Congressional rivals John Carter and MJ Hegar talk immigration, veterans and tattoos

A military veteran is working to unseat a Republican congressman who has long represented a Central Texas district home to Fort Hood. And while U.S. Rep. John Carter, R-Round Rock, has easily won re-election in Texas’ 31st Congressional District since 2002, Democrat MJ Hegar has outraised him in the 2018 campaign, due in part to a viral campaign ad depicting her life story.

In the latest edition of our “Split Decision” video series, watch our virtual debate incorporating Hegar’s interview with clips from Carter’s social media videos and YouTube posts. Carter declined The Texas Tribune’s request for an interview.

Hegar received a Purple Heart for injuries she suffered after being shot down by enemy fire while protecting her crew. Upon her return, she successfully fought to ensure women could compete for all military posts, including ground combat.
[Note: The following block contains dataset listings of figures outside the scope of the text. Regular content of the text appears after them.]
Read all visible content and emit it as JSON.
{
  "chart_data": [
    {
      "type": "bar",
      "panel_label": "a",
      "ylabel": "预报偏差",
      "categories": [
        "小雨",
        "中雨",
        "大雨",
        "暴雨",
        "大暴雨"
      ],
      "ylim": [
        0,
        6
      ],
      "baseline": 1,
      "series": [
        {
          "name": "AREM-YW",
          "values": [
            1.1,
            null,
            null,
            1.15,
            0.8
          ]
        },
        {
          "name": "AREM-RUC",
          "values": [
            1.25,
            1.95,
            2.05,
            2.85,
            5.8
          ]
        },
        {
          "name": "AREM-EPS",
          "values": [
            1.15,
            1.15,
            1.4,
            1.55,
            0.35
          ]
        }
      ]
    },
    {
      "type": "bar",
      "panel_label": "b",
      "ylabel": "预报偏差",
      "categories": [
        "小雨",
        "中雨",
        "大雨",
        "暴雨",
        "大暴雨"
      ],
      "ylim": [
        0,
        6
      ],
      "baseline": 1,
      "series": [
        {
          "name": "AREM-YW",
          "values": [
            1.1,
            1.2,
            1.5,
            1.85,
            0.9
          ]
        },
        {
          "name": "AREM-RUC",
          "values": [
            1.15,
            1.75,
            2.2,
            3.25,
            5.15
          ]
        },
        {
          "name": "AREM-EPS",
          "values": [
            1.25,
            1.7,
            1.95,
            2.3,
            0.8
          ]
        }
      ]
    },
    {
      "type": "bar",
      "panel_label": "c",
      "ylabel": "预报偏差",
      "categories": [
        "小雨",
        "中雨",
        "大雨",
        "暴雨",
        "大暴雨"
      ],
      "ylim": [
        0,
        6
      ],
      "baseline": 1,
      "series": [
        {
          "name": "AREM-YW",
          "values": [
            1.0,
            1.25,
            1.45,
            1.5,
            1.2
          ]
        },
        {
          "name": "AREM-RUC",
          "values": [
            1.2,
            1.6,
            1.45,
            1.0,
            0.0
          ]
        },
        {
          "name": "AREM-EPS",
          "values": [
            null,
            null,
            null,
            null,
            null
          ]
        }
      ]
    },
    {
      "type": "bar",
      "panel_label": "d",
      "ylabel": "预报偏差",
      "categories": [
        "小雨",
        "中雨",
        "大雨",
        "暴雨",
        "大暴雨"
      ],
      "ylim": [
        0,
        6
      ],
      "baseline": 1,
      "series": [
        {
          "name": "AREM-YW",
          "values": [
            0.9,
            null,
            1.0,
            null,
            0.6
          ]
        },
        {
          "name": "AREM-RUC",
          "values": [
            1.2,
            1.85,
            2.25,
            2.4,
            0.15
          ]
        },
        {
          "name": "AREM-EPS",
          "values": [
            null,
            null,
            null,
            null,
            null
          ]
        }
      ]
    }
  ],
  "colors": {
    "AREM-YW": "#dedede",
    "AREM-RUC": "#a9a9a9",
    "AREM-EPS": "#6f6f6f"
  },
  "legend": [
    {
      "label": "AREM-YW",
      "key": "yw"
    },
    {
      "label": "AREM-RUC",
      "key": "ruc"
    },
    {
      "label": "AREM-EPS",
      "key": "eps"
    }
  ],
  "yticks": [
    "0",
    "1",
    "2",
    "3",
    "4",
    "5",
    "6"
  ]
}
She wrote a memoir, published last year, about her life titled “Shoot Like a Girl: One Woman’s Dramatic Fight in Afghanistan and on the Home Front.”

Before serving in Congress, Carter worked as a district judge in Williamson County for more than 20 years. In the U.S. House, he sits on the powerful Appropriations Committee and chairs the military construction and veterans affairs subcommittee. He is serving his fourth term as co-chair of the bipartisan House Army Caucus.

Carter’s and Hegar’s positions diverge on several issues. Hegar has vowed not to take any money from corporate political action committees. According to the Federal Election Commission, more than half of Carter’s 2018 campaign money has come from corporate PACs.

On immigration, Carter said he introduced a bill to give recipients of the Obama-era Deferred Action for Childhood Arrivals program — commonly known as “Dreamers” — a three-year renewable status, but not an instant path to citizenship. “If they want it, they have to get in line with everyone else,” he said. Hegar said she’s in favor of comprehensive immigration reform that prioritizes national security and provides DACA recipients a pathway to citizenship.